Sparsity-Inducing Categorical Prior Improves Robustness of the Information Bottleneck
This work addresses robustness in representation learning for machine learning practitioners, offering an incremental improvement over existing methods.
The paper tackles the inflexibility of fixed-dimensional priors in the information bottleneck framework by introducing a sparsity-inducing categorical prior that allows each data point to learn its own dimension distribution, resulting in improved accuracy and robustness across MNIST, CIFAR-10, and ImageNet datasets.
The information bottleneck framework provides a systematic approach to learning representations that compress nuisance information in the input and extract semantically meaningful information about predictions.

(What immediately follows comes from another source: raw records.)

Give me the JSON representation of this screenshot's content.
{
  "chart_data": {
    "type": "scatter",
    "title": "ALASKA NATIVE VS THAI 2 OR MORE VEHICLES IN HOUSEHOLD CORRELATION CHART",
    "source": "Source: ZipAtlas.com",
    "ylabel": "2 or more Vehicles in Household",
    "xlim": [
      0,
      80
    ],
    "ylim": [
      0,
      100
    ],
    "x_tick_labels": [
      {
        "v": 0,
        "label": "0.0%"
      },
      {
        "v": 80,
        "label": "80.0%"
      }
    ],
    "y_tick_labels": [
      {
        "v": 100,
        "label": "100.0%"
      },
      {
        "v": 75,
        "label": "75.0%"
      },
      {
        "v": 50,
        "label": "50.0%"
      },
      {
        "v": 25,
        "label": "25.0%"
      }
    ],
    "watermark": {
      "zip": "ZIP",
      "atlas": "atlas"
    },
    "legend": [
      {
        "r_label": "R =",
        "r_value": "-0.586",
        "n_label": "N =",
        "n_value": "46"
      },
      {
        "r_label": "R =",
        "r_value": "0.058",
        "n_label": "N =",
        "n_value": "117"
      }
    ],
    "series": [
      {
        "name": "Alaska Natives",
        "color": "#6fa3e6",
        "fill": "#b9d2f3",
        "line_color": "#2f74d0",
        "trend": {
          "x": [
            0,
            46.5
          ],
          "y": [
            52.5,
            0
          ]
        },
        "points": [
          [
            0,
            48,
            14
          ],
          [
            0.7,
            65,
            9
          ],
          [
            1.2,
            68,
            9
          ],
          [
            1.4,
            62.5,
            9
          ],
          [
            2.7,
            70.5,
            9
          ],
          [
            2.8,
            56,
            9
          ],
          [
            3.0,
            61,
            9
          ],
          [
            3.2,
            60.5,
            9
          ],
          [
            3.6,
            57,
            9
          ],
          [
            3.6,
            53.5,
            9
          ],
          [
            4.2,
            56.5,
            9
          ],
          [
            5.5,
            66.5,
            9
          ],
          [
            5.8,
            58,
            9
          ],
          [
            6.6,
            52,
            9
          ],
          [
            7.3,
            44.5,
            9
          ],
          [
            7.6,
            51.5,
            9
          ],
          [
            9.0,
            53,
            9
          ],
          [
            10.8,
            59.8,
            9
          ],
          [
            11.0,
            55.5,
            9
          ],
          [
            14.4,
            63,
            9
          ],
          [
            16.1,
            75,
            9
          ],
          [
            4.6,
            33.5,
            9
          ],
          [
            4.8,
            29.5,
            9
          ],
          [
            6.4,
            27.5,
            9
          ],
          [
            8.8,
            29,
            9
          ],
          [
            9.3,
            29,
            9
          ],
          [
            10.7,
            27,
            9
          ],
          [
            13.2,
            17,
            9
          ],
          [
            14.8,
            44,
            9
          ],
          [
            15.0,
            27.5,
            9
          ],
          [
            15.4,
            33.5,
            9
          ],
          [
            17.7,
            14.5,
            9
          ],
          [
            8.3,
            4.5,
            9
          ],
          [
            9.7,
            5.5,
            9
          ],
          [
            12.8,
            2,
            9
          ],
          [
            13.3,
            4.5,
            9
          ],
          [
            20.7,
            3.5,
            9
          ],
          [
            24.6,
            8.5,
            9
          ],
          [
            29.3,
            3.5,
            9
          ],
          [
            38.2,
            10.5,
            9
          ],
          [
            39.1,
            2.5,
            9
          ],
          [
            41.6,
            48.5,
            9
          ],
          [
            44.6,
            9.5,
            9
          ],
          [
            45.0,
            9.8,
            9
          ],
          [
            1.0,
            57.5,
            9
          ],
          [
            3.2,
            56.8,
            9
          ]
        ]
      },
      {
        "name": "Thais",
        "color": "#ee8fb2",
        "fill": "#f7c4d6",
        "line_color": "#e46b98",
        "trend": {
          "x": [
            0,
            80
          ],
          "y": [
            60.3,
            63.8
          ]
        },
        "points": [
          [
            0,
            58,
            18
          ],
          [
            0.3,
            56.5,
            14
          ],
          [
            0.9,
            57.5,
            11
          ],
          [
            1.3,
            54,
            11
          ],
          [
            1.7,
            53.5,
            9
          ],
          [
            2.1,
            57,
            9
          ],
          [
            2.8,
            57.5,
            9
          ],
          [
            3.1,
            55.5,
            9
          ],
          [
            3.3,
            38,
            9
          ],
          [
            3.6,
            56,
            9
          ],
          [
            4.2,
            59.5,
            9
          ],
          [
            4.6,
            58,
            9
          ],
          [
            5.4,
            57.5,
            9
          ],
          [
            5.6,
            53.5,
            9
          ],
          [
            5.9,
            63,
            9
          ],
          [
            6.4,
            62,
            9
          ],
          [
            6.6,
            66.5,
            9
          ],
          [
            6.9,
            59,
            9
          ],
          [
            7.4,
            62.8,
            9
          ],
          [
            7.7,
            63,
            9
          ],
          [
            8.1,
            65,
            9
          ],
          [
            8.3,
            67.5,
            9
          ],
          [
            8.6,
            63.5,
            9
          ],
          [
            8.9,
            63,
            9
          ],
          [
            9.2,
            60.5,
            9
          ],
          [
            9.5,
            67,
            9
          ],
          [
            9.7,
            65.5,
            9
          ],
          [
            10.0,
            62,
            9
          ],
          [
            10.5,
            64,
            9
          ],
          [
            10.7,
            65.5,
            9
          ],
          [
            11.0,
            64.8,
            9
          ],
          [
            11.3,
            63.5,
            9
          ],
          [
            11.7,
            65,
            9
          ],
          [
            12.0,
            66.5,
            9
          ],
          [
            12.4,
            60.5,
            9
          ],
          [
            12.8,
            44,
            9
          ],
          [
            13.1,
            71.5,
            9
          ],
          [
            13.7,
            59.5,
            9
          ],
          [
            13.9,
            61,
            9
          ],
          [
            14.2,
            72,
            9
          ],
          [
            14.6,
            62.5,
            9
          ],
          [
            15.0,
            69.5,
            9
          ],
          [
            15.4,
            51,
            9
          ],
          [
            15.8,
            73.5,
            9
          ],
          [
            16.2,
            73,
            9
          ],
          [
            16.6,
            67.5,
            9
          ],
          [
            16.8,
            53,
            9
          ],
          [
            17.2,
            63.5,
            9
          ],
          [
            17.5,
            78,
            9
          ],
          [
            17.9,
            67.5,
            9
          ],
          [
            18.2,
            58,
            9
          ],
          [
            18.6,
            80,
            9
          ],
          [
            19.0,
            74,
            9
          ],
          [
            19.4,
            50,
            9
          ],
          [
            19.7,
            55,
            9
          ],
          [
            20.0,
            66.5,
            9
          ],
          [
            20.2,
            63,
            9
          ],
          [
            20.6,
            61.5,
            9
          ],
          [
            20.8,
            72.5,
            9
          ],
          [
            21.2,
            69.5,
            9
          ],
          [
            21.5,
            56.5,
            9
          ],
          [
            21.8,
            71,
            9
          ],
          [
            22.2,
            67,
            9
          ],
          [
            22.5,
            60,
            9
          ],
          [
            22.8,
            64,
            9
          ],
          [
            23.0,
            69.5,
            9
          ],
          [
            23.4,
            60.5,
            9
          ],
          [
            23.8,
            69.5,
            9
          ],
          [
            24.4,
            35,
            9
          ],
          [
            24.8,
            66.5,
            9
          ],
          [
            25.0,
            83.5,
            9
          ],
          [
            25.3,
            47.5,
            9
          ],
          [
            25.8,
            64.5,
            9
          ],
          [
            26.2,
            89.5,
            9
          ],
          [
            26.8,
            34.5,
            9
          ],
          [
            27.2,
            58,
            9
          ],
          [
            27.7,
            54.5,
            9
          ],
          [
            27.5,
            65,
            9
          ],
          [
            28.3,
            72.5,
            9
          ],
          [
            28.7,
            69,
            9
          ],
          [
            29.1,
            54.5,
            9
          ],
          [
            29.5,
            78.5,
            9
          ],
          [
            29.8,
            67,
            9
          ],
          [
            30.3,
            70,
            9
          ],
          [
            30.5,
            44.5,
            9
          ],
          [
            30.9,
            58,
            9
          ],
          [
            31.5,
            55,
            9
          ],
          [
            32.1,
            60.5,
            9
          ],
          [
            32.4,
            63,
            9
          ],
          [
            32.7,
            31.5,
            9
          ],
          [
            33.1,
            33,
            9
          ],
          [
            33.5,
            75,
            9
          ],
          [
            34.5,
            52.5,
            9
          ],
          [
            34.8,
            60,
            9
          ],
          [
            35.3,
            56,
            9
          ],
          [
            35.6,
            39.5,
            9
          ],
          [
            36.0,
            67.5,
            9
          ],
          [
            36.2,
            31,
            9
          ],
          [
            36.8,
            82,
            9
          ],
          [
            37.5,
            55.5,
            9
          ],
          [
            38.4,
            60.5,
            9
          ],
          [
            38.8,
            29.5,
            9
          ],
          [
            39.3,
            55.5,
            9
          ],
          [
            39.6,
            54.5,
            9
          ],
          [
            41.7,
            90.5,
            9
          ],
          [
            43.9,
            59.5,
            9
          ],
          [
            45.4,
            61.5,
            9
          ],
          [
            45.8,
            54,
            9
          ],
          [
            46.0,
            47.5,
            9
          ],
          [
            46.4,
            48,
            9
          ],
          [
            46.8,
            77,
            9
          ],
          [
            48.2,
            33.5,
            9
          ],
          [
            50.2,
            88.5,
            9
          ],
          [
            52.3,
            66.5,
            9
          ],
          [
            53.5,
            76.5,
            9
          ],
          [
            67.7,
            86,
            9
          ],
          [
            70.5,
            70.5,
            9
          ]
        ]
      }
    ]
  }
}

However, the choice of a prior distribution that fixes the dimensionality across all the data can restrict the flexibility of this approach for learning robust representations. We present a novel sparsity-inducing spike-slab categorical prior that uses sparsity as a mechanism to provide the flexibility that allows each data point to learn its own dimension distribution. In addition, it provides a mechanism for learning a joint distribution of the latent variable and the sparsity and hence can account for the complete uncertainty in the latent space. Through a series of experiments using in-distribution and out-of-distribution learning scenarios on the MNIST, CIFAR-10, and ImageNet data, we show that the proposed approach improves accuracy and robustness compared to traditional fixed-dimensional priors, as well as other sparsity induction mechanisms for latent variable models proposed in the literature.